Artificial insemination comprises of the introduction of spermatozoa into the female genital apparatus at the level of the uterine neck or further into the uterine cavity or the tubes, that is into the peritoneal cavity. During intracervical insemination the sperm is simply deposited into the cervical mucus with a cannula , prolonging the contact and protecting the spermatozoa from vaginal acidity. Insemination has to occur immediately before ovulation: when cycles are regular, the approximate favourable moment can be determined using a temperature curve and from an examination of the mucus. This moment represents the nadir, that is the day with the lowest point on the curve before the temperature increases. The mucus is abundant, limpid and slimy. If, however, the cycle is irregular it is necessary to resort to ultrasound monitoring and doses of hormones, and often the stimulation of ovulation. In this case the favourable moment comes 36 hours after the beginning of ovulation.

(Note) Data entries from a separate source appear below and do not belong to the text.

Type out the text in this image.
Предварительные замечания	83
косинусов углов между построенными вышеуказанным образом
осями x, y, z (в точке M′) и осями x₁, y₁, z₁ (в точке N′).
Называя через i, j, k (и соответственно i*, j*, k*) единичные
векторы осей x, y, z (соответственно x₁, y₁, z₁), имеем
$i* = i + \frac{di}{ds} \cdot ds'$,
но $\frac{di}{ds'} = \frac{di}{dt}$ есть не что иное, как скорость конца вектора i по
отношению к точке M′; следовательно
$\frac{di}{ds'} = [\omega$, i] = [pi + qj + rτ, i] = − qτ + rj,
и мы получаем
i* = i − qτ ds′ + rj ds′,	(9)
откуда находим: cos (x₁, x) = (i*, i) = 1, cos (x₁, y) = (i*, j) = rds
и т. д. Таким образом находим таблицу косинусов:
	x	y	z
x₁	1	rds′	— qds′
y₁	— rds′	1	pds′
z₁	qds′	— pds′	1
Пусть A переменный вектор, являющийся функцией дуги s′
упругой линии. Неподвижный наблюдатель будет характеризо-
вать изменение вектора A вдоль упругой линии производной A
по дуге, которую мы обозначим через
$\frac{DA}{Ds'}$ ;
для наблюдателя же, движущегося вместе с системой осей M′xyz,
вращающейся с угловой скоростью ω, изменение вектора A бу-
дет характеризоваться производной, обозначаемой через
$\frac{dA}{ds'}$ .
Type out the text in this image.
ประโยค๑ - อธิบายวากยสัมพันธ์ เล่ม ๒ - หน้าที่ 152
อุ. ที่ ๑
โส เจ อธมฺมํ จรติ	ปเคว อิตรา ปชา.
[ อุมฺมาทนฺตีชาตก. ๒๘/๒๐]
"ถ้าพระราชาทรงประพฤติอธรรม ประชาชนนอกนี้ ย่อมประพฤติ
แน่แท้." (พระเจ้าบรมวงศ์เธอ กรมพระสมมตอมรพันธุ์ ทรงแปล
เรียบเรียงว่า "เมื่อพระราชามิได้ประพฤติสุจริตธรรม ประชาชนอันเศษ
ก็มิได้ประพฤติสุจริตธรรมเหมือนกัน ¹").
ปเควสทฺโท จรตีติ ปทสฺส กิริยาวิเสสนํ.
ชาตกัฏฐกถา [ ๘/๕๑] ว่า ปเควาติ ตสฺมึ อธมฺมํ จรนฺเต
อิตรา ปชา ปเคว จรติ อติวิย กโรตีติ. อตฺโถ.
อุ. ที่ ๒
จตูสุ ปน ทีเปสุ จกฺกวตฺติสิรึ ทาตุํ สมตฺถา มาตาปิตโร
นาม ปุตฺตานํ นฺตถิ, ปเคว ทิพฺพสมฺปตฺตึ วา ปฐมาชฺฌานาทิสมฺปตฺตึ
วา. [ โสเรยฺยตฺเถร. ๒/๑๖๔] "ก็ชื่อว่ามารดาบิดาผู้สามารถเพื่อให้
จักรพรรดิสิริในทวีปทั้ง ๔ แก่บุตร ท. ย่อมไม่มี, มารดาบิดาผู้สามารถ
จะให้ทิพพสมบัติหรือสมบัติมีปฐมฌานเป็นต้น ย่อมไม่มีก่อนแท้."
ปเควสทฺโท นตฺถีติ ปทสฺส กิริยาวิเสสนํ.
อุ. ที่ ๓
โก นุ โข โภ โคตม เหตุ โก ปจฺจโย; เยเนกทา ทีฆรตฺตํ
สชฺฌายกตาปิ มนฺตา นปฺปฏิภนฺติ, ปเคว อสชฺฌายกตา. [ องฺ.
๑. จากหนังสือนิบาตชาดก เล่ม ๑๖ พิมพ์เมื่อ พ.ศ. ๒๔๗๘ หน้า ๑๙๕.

Intra-cervical insemination is indicated when the post-coital test (Huhner test) is negative while the mucus penetration test in vitro is positive. This can come about as a result of many causes Ejaculation disturbances, retrograde ejaculation, low volume of ejaculation and poor quality sperm. The statistics regarding cervical insemination are dated because since 1985, this technique has been fundamentally abandoned in favour of IUI, intrauterine insemination which guarantees better results. Nevertheless, this technique can be very efficient when the aim is to simply correct a defect concerning the meeting of the ovum and the spermatozoon in the presence of mucus, normal sperm and normal ovulation. The percentages of pregnancy are about 15-20% per cycle in this rare instance but go down to 4% for reasons of spermatic insufficiency. Intra cervical insemination is used today only for one principal reason: for insemination with donor sperm, it is the least medicalised method because it can be performed during a spontaneous cycle, without hormonal treatment (that is without the stimulation of ovulation) on condition that spontaneous ovulation is normal. Nevertheless, if ovulation is abnormal, stimulation is therefore made necessary and this then leads the way to intrauterine insemination which guarantees normal results.
Intrauterine insemination involves the introduction of spermatozoa directly into the uterus at the time of ovulation. In spontaneous cycles the results are poor. The treatment is always combined with ovarian stimulation and the percentage of pregnancy depends largely on the type of stimulation used and also on whether the attempt is to form only one or more ovules.